Recurse Center - Batch 2 - Cycle 20241125-20241127 - Transportation


Transportation

This cycle I flew back home to Florida to be with my family for the holidays, so I've been spending most of my time with them. I did manage to get a few things done however, which is exciting.

Day 1

Today was mostly spent working on getting set up to download the Common Voice dataset and preparing myself to work with it.

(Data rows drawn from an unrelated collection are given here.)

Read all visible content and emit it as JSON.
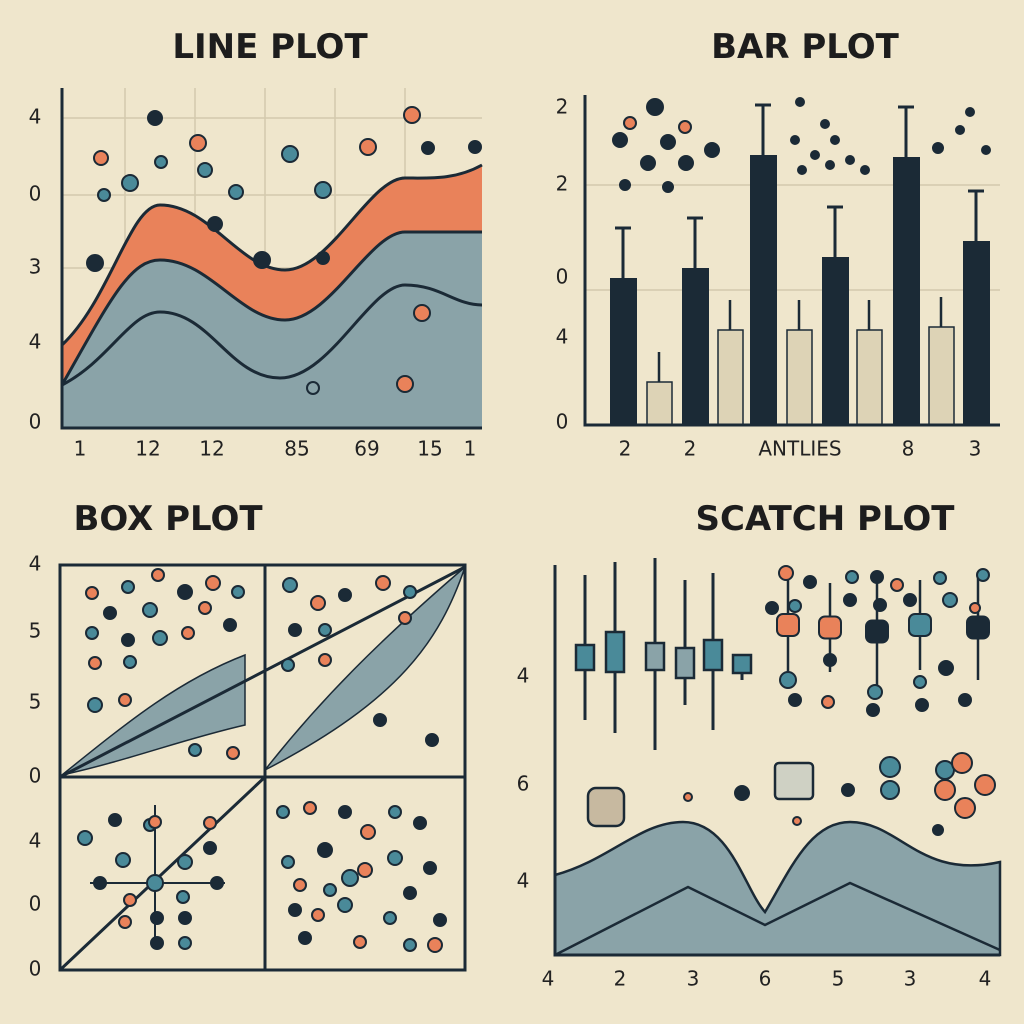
{
  "panels": [
    {
      "title": "LINE PLOT",
      "y_labels": [
        "4",
        "0",
        "3",
        "4",
        "0"
      ],
      "x_labels": [
        "1",
        "12",
        "12",
        "85",
        "69",
        "15",
        "1"
      ]
    },
    {
      "title": "BAR PLOT",
      "y_labels": [
        "2",
        "2",
        "0",
        "4",
        "0"
      ],
      "x_labels": [
        "2",
        "2",
        "ANTLIES",
        "8",
        "3"
      ]
    },
    {
      "title": "BOX PLOT",
      "y_labels": [
        "4",
        "5",
        "5",
        "0",
        "4",
        "0",
        "0"
      ]
    },
    {
      "title": "SCATCH PLOT",
      "y_labels": [
        "4",
        "6",
        "4"
      ],
      "x_labels": [
        "4",
        "2",
        "3",
        "6",
        "5",
        "3",
        "4"
      ]
    }
  ]
}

Some code around downloading, extracting, and converting the mp3 files to wav files can be found in this notebook.

Day 2

I worked more on Zora and created some fun classes and functionality, including a listener class that has two main functions, listen and interpret.

import numpy as np
import torch as t

class Listener:
    def __init__(self, model_architecture, model_weights, interpreter):
        self.model_architecture = model_architecture
        self.model_weights = model_weights
        self.interpreter = interpreter

    def load(self):
        # get our device
        device = t.device("cuda" if t.cuda.is_available() else "cpu")
        print(f"Using device: {device}")

        # load the model
        self.model_architecture.load_state_dict(t.load(self.model_weights, map_location=device))

        # load the interpreter
        self.interpreter.load(self.model_architecture)

    def listen(self, spec):
        # Pass spec into model
        outputs = self.model_architecture(spec)
        prediction = str(outputs.argmax().item())
        print("Model prediction:", prediction)

    def interpret(self, spec):
        self.interpreter.interpret(spec)

Day 3:

Today I started working on downloading the Common Voice dataset for my transformer-based ASR model. It's going to take.... a couple of days to convert the 2459129 mp3 clips into wav files, so we are now sitting back and waiting for that to happen.

Things for next cycle

A little bit of the same for next cycle: working on Zora, working on ARENA and helping out with Heap.